Oh, and use revision marks (obviously). If you haven’t, you can use Word’s ‘Compare’ feature. Good luck.

Once upon a time…

… I was a copywriter.

Then I became a social media planner. Then I became a digital PR senior account manager. Then I was a social media strategist. Then I decided to jack it all in and become a copywriter again.

Now, I’m finding I’m sort of all of those at the same time. Confusing, isn’t it?

Copywriting

One the one hand, I’m most definitely a content creator. I write stuff. I can’t help it. I’ve always written stuff.

There’s a typewriter next to me in my office which was owned by my grandfather, and I used to type stuff on it when I was young. Anything. Everthing. Mostly ridiculous poems.

It’s got huge, black, bakelite keys that you can really punch down, and when you do the hammers hit the paper and don’t so much type as emboss.

When you get to the end of a line the whole carriage whacks across and nearly carries the typewriter across the room with it.

It’s got a fantastic bell that, if you recorded it and slowed it down, would probably give Big Ben a run for its money.

And, best of all, it has a large stain across the front, probably caused by some correction fluid.
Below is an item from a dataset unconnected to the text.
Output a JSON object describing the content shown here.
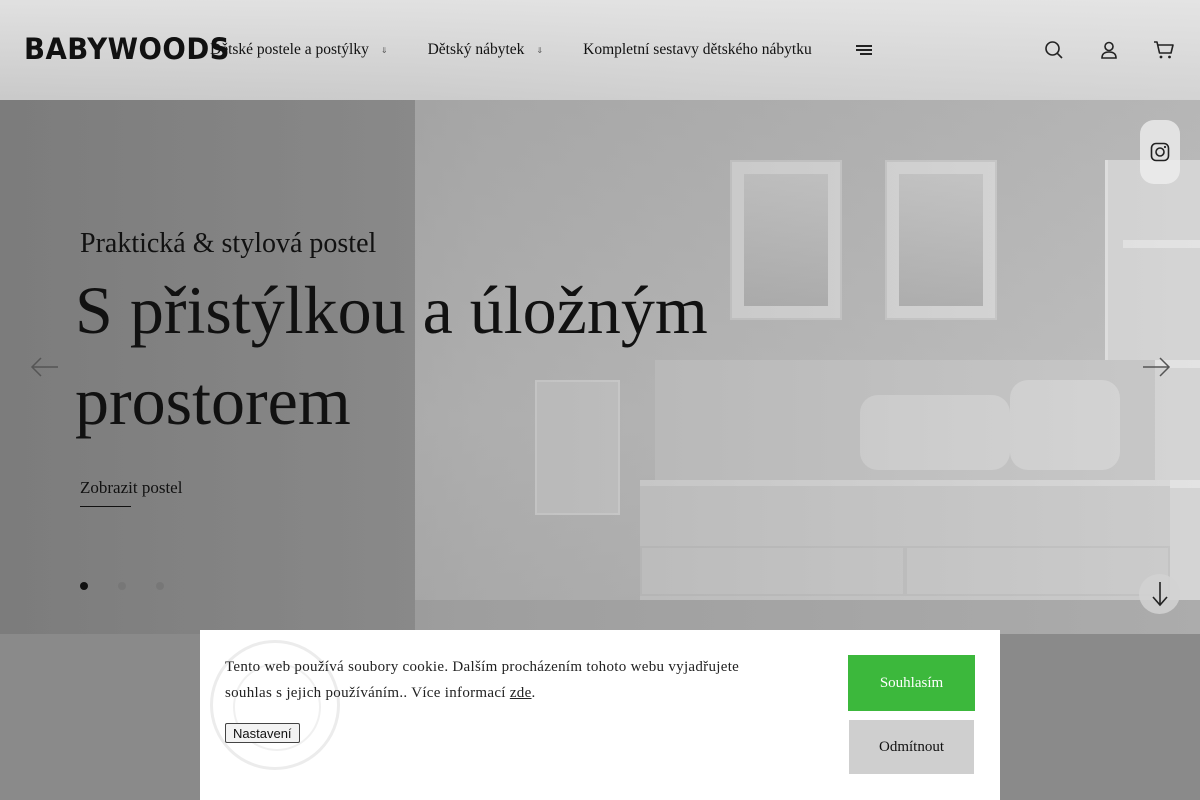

Now my grandfather liked things to be ‘just so’. He cleaned records thoroughly before he put them on ‘the gram’. He would spend hours cleaning his pipe. He did 10,000 piece jigsaw puzzles. So I cannot imagine the brouhaha that ensued when he spilled all that over his typewriter. The air must have been blue. He probably went out to shoot some rabbits just to get it out of his system. Fantastic.

Digital

It started with a ZX81 and went on from there.

People think I’m a geek, or a techy, but I’m not really. I just like dicking around with these things. Mostly I like them for the creativity they facilitate nowadays.

I have a home studio based around an old PC and it’s great fun. I should add that it’s the third PC I’ve used for this, because I trod on my first one and cracked the motherboard, then I blew the second one up about a week ago. I have a tragic combination of curiosity and technical ineptitude.

Social media

I’ll never forget when I first posted on this blog, subscribed to it to see what would happen, and then a few minutes later saw it appear on Google Reader. I was hooked. Have been ever since.

Now, as a freelancer, talking to people who really need to get themselves seen and heard (and read and talked about), I’m really starting to appreciate what social media can do, from the large corporations right through to single-person enterprises.

So I’m back in the trade, so to speak.

Yesterday I described Facebook as a TV studio with Twitter as the satellite dish beaming out the updates. Today I’ve been figuring out how best to get my Yahoo Pipes Social Media Search Engine sorted so that I can package that as a service. Tomorrow I’m working on a blog strategy for a management consultancy.

Brings me back to my grandfather. I once tried to explain to him what the ZX81 was about. “Eeeh, it’s beyond my ken”, he sighed. Then probably went out to shoot more rabbits.

So, imagine a Venn diagram with those three things around it, and me in the intersection. It seems that, whenever I try to move out into one or other of the bubbles, some strange gravitational pull draws me back into the middle.

That’s all. I should really talk about social media issues and news etc, but sometimes I just write… stuff.